今回のコロナウイルス対策として,政府は多額の経済対策を実施する予定である。こうした経済対策と図書館は無関係であろうか。経済対策による図書館への投資は,将来,大きな便益をもたらす可能性がある。
4月29日のIFLAブログは,世界中で計画されている政府による経済対策に,図書館の事業費を計上することの可能性を論じている。日本では国民に対する10万円の支給ばかりに注目が集まるが,どのようなことが考えられるか,記事を参考に考えたい。
提案1は,地域の書店から図書を購入するために図書館の資料費を増額することが提案されている。記事によれば,スペインのバルセロナではすでに実施されたという。この間,多くの書店が開店できない状態にいる。このことは,そうした書店を支援することに繋がる,とされている。
出版社や著者はどうであろうか。本が売れていなければ,そうした人々を支援することにもつながる。外出禁止により国・地域によっては,読書量が増加しているとの報道もある。オンライン書店や電子書籍を利用したものだろうか。いずれにしても,地域において活字文化を支える書店への支援は意義がある。
記事では,資料費が増えることによって,図書館が提供できる資料が多様化すること,電子資料に資料費を割り振らなければならない図書館にとって大いに役立つことも書かれている。
提案2は,学習と快適さに適した施設に改修することが提案されている。図書館を魅力的なスペースにすることを通じて,建設業を支援することにつながるという。図書館の改修は確かに図書館の魅力を高めることにつながるが,計画から実施まで時間がかかることを考えると即時的な実施は難しいように感じる。
提案3は,社会的包摂の観点から,図書館職員のスキルを高めることが提案されている。パンデミックの結果,失業率が上昇し,多くの人が新しい仕事を探したり,新しいスキルを身につけたりする必要が生じる。このことを支援するためには,図書館は新しいスキルを持つ人を採用するか,職員にスキルを身につけてもらう必要がある。そうしたニーズに対応するため,図書館職員のスキル向上が必要だという。

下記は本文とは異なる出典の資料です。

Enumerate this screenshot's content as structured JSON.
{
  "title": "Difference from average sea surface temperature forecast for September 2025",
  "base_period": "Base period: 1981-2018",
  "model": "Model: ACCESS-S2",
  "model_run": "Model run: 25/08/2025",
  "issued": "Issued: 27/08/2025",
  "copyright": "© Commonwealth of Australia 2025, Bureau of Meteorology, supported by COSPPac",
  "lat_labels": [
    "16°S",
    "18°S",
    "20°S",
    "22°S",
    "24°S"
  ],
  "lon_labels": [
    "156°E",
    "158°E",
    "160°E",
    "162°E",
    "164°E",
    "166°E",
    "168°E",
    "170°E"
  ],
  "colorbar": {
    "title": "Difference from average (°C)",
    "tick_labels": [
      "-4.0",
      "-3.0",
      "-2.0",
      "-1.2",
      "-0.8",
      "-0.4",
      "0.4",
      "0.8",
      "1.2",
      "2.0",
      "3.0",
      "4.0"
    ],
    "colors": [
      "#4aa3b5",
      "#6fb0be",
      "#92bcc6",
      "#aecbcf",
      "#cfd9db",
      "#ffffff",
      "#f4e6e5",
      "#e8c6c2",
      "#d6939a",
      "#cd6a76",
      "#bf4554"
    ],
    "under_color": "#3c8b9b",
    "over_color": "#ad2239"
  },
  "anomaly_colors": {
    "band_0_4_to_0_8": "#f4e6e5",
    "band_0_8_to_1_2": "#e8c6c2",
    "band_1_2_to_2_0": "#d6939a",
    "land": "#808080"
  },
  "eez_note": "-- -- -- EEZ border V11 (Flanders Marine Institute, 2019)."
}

このことは,非常に重要だ。図書館の現場の職員は,環境の変化に応じて,常に学び続ける必要がある。現在であれば,そのための時間も十分にある。良質な教育プログラムが十分提供されれば,効果は大きい。そうしたプログラムは決して多くの予算を必要としないであろう。小さな投資で大きな見返りを期待できる。
提案4は,デジタル・インクルージョン(digital inclusion)の取り組みが提案されている。デジタル・インクルージョンは,記事では社会的にデジタル機器,ネットワークから排除されている人たちへの支援,という意味で説明されている。かつて,デジタル・デバイドが課題とされたが,それが格差に焦点を当てていたのに対して,セーフティーネットの部分に焦点を当てているようにも思う。図書館自身がWiFiを提供する,ルータを提供する,技術獲得を支援するといったことを含む。
アメリカでは,CARES法によりIMLS( Institute of Museum and Library Services)に,5,000万ドル(約53億円)を措置した。これは,主に図書館における上記のデジタル・インクルージョンのために用いられるものであり,すでに予算が降りてきている図書館もあるようである。
日本ではもWiFiが整備されてきたが,そうした整備はあまり話題にならない。図書館の中だけで提供されてきたためであろうか。あるいはすでに多くのWiFiスポットが整備されているためであろうか。しかし,WiFiに限らず,デジタル・インクルージョンの視点は,日本でも有効である。
提案5は,地域のクリエーターを支援する文化的事業の実施である。現在,日本でも演劇を始め,多くの興行が休止している。図書館がそうしたクリエーターの活躍の場を提供することは大いに意義がある。オーストラリアのALIAでは,著者を招いてのオンラインイベントのサイトを作り,早い時期から支援を行ってきた。
図書館にできることは多い。日本でもこうした取り組みを期待した。しかし,こうした取り組みを実現するには,当局がすばやく対応できること,実施過程を支える図書館関係者(特に図書館協会)と連携が取れること,アイデアを生み出す下地があること,など,いくつか条件がありそうである。日頃の活動がまずは大事,ということかもしれない。